Amber kept talking. I kept nodding. My phone was face down on the side table and I could feel it pulsing against the wood every few minutes. Clients, probably. Or my brother, who I’d been dodging for weeks. I ignored it because I didn’t want to be distracted from the mission at hand. I wanted to torture Mehar to death for taking what was mine. I thought I was over it. I could’ve sworn I was. Years had passed and I had moved on. I buried my son. Went to school and became a therapist. I was helping people and living my life. I traveled and shopped.I bought a home, decorated that home, then redecorated that home.

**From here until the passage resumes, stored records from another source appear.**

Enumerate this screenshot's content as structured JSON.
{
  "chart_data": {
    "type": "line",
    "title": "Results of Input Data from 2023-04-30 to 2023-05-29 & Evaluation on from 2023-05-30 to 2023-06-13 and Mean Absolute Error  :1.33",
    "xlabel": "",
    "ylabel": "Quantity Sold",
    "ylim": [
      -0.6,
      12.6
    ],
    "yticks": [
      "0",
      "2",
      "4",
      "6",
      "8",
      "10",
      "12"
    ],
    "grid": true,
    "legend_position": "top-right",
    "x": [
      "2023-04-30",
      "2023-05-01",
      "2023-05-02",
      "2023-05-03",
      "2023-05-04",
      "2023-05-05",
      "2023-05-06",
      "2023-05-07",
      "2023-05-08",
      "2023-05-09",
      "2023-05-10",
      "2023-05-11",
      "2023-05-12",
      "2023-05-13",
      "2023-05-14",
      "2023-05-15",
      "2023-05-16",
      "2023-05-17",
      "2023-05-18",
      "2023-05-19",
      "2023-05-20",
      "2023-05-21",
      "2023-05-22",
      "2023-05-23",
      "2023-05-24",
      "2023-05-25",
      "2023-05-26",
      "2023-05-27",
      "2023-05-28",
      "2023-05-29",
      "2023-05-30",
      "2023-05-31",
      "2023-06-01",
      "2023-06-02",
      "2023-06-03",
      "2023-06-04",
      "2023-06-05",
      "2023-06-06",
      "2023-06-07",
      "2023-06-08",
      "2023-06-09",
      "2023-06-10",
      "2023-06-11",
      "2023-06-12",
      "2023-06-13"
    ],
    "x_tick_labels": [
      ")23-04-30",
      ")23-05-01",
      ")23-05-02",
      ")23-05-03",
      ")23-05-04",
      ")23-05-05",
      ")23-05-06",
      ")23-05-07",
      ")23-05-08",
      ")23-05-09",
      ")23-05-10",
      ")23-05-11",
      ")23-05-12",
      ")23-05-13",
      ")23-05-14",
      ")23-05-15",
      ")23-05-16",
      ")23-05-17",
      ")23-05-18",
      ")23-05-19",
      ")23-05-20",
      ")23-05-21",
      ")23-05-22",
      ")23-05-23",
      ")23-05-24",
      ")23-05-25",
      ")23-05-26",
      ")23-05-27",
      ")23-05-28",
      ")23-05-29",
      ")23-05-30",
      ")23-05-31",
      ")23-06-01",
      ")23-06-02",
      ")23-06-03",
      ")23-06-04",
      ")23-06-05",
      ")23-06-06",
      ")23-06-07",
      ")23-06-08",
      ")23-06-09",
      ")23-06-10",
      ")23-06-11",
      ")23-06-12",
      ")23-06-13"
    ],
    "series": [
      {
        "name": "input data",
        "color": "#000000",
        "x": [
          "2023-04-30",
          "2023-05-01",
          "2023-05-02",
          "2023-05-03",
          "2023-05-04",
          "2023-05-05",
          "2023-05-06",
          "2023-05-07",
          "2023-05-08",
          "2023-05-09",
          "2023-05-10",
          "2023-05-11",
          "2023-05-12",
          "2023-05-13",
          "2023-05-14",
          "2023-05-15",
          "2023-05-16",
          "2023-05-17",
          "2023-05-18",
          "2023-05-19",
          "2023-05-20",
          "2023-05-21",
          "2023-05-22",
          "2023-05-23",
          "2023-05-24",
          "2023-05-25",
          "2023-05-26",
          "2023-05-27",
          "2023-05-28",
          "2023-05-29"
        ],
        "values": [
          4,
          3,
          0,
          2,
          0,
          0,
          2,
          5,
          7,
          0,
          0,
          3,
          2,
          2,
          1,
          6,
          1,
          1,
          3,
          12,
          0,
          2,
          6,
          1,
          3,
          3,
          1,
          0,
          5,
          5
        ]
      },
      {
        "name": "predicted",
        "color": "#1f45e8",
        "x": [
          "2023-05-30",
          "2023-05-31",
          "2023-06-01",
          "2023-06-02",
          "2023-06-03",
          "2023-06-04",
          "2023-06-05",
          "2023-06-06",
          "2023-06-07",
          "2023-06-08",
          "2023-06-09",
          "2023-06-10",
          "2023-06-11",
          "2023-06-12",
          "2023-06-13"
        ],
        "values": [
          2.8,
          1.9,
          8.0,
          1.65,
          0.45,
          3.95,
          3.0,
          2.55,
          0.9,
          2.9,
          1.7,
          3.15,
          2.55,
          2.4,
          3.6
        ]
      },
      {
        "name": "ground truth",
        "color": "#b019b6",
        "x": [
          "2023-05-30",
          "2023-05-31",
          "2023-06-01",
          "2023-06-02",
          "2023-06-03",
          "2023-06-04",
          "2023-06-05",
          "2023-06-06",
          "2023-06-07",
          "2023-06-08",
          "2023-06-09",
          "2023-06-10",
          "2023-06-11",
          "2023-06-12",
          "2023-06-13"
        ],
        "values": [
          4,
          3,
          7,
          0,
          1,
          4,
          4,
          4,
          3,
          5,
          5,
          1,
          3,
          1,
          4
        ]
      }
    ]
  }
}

After years of not seeing him, I’d moved on, or so I thought. It’s funny how that works. I knew he still lived in town. I saw in the papers how he had grown Banks Reserve to new heights. I’d read all about the new casino. I knew about his mother being arrested for murder. I’d followed him closely, but hadn’t seen him up close in a while.
I’d heard through my brothers about his little poly relationship. I knew that wasn’t anything serious. When he was with me, he was talking about marriage. He was very much monogamous. Those two bitches he had weren’t a threat to anything. I knew in my heart of hearts he wasn’t taking them seriously.
But when I saw him that day at the restaurant, something triggered me. I was walking by, just minding my business. I had just left the Chinese carryout that was on the same block as Ray’s. As I was walking by, her outfit caught my eye because I recognized it from a previous session we’d had. I slowed down. Looked through the window. And there she was, sitting in a booth with him. Comfortable. Easy. Looking at him like he was giving her something she’d been starving for. And he was looking at her the way he used to look at me. That focused, locked-in attention where the rest of the room disappears and there’s only one person worth seeing. I used to live in that look. I used to be the reason for it.